Negli USA l’energia nucleare non sta vivendo un periodo così florido. Colpa degli ambientalisti? Non proprio, quanto piuttosto colpa della spietata concorrenza. È soprattutto il boom nella produzione di shale gas, prodotto tramite la contestata procedura del fracking. Se poi sommiamo questo agli sgravi fiscali che i prodotti petroliferi hanno subito negli ultimi anni, capiremo come mai dal 1996 nessuna nuova centrale nucleare è stata messa in rete negli USA.

La dipendenza dal gas comporta dei rischi e se il nucleare non riesce a competere economicamente, possiede comunque due assi nella manica legati a questi rischi: permette una diversificazione della produzione energetica (cosa che garantisce stabilità e sicurezza al sistema) e non produce gas serra (i rischi ambientali legati alle tecnologie nucleare sono, come è noto, ben altri).

Non è dunque così strano che l’amministrazione Obama, all’interno degli investimenti federali sulle nuove energie, abbia ritagliato uno spazio importante anche al nucleare. Non però nelle sue forme tradizionali, quanto nelle sue versioni “light”. Da un po’ di tempo girano vari progetti, e molti impianti sono già attivi e funzionanti, di reattori di piccole dimensioni o “Small nuclear reactors” (SNR).

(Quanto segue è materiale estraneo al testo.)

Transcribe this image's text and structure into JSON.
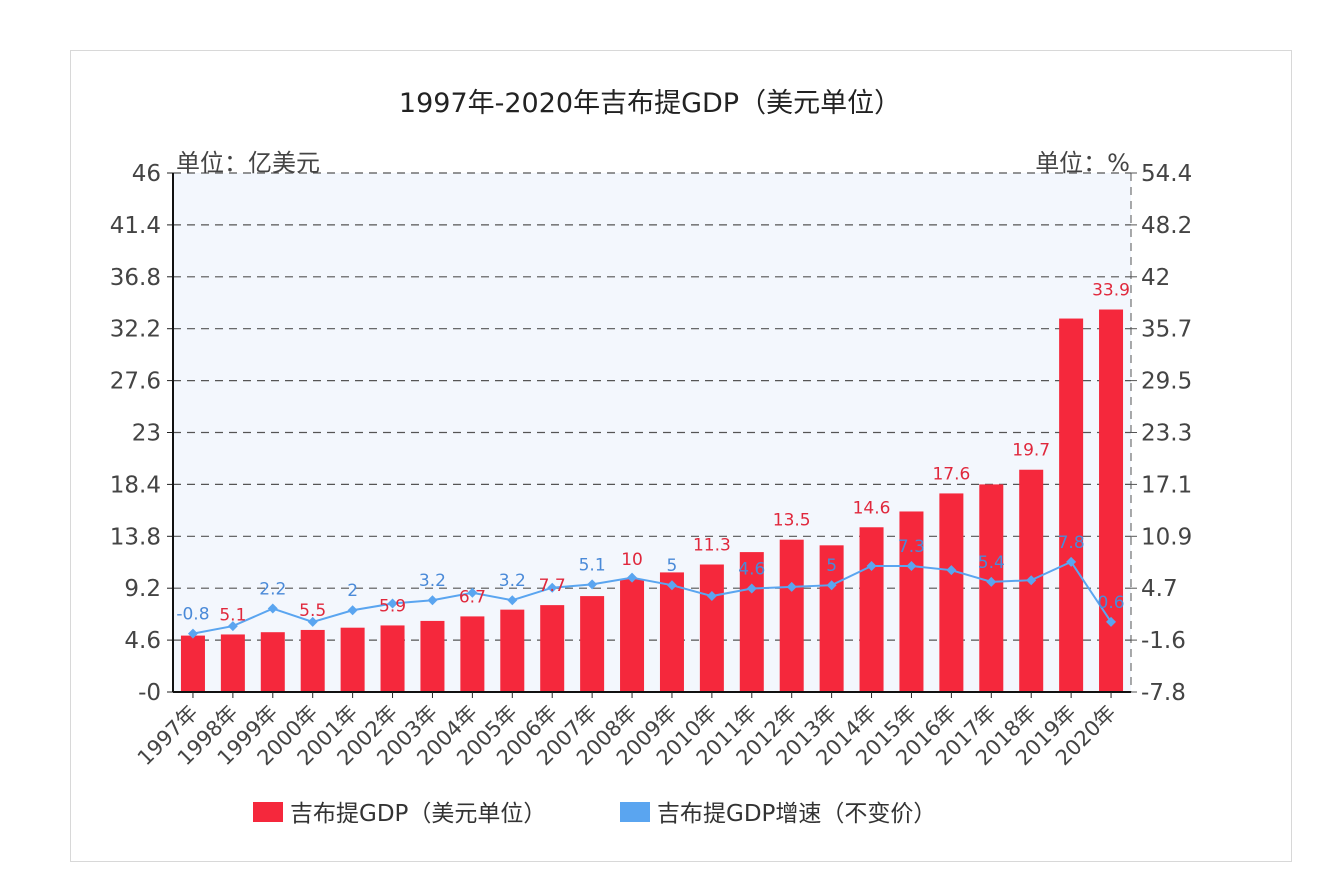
{
  "chart_data": {
    "type": "bar+line",
    "title": "1997年-2020年吉布提GDP（美元单位）",
    "left_unit": "单位：亿美元",
    "right_unit": "单位：%",
    "categories": [
      "1997年",
      "1998年",
      "1999年",
      "2000年",
      "2001年",
      "2002年",
      "2003年",
      "2004年",
      "2005年",
      "2006年",
      "2007年",
      "2008年",
      "2009年",
      "2010年",
      "2011年",
      "2012年",
      "2013年",
      "2014年",
      "2015年",
      "2016年",
      "2017年",
      "2018年",
      "2019年",
      "2020年"
    ],
    "left_ticks": [
      "-0",
      "4.6",
      "9.2",
      "13.8",
      "18.4",
      "23",
      "27.6",
      "32.2",
      "36.8",
      "41.4",
      "46"
    ],
    "right_ticks": [
      "-7.8",
      "-1.6",
      "4.7",
      "10.9",
      "17.1",
      "23.3",
      "29.5",
      "35.7",
      "42",
      "48.2",
      "54.4"
    ],
    "ylim_left": [
      0,
      46
    ],
    "ylim_right": [
      -7.8,
      54.4
    ],
    "grid": true,
    "legend_position": "bottom",
    "series": [
      {
        "name": "吉布提GDP（美元单位）",
        "type": "bar",
        "axis": "left",
        "color": "#f5283c",
        "values": [
          5.0,
          5.1,
          5.3,
          5.5,
          5.7,
          5.9,
          6.3,
          6.7,
          7.3,
          7.7,
          8.5,
          10,
          10.6,
          11.3,
          12.4,
          13.5,
          13.0,
          14.6,
          16.0,
          17.6,
          18.4,
          19.7,
          33.1,
          33.9
        ],
        "labels": [
          "",
          "5.1",
          "",
          "5.5",
          "",
          "5.9",
          "",
          "6.7",
          "",
          "7.7",
          "",
          "10",
          "",
          "11.3",
          "",
          "13.5",
          "",
          "14.6",
          "",
          "17.6",
          "",
          "19.7",
          "",
          "33.9"
        ]
      },
      {
        "name": "吉布提GDP增速（不变价）",
        "type": "line",
        "axis": "right",
        "color": "#5aa5f0",
        "values": [
          -0.8,
          0.1,
          2.2,
          0.6,
          2,
          2.8,
          3.2,
          4.1,
          3.2,
          4.7,
          5.1,
          5.9,
          5,
          3.7,
          4.6,
          4.8,
          5,
          7.3,
          7.3,
          6.8,
          5.4,
          5.6,
          7.8,
          0.6
        ],
        "labels": [
          "-0.8",
          "",
          "2.2",
          "",
          "2",
          "",
          "3.2",
          "",
          "3.2",
          "",
          "5.1",
          "",
          "5",
          "",
          "4.6",
          "",
          "5",
          "",
          "7.3",
          "",
          "5.4",
          "",
          "7.8",
          "0.6"
        ]
      }
    ]
  }
}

Quando si parla di SNR non si parla, allora, di un solo modello, ma di un insieme di progetti che hanno in comune:

  • Le dimensioni ridotte;
  • Minor potenza unita a una maggior flessibilità nell’utilizzo. Ad esempio è possibile aggiungere facilmente nuovi moduli per aumentare la produttività di un impianto;
  • Una, quantomeno dichiarata, maggiore sicurezza.

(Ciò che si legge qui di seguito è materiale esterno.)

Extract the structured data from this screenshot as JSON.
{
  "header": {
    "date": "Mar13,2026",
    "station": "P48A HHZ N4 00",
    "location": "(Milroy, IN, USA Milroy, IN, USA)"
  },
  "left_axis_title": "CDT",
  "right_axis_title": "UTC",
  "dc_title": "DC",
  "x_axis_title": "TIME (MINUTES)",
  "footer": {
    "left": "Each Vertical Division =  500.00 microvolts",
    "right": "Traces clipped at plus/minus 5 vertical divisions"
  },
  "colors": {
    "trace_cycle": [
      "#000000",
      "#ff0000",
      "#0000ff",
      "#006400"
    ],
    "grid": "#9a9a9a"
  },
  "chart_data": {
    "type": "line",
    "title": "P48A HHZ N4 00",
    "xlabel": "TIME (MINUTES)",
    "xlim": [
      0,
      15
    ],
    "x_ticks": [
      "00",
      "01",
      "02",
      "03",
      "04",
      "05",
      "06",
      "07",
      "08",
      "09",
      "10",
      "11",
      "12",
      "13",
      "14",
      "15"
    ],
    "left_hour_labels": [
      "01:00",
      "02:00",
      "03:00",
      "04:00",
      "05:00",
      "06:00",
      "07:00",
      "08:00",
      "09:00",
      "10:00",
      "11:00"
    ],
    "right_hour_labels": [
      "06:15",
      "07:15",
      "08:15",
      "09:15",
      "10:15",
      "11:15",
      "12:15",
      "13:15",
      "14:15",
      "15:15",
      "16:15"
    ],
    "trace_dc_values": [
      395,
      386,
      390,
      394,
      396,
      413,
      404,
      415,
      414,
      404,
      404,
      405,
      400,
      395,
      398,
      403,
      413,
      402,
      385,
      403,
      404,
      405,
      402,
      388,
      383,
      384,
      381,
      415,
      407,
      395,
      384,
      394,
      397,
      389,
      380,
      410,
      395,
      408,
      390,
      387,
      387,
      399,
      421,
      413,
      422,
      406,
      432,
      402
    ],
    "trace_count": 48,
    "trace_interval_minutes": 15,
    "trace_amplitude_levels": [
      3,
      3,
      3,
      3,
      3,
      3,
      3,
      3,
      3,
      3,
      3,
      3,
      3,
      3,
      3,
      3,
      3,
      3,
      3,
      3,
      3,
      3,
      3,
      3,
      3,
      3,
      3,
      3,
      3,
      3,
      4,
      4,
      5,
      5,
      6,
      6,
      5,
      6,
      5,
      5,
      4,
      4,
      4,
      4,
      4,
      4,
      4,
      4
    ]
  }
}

Un esempio sono i reattori prodotti dalla NuScale Power: 45 MW per ogni modulo, con 120 moduli previsti in media per ogni centrale. In questo modo, il nucleare può restare in corsa anche all’interno di una situazione di grande competitività energetica, laddove una grande centrale difficilmente riesce a gestire se stessa come un sistema produttivo accanto ad altri. Un altro competitor del settore è la Babcock & Wilcox, ma altri esempi potrebbero essere fatti qui.

Che sia questo il futuro del nucleare? Ci chiediamo soltanto quanto l’aumento di numero di reattori, dovuto alla diminuzione della loro potenza, possa davvero costituire un che di sicuro. Fukushima ci ha insegnato, crediamo, come giocare con l’energia atomica possa col tempo risultare controproducente.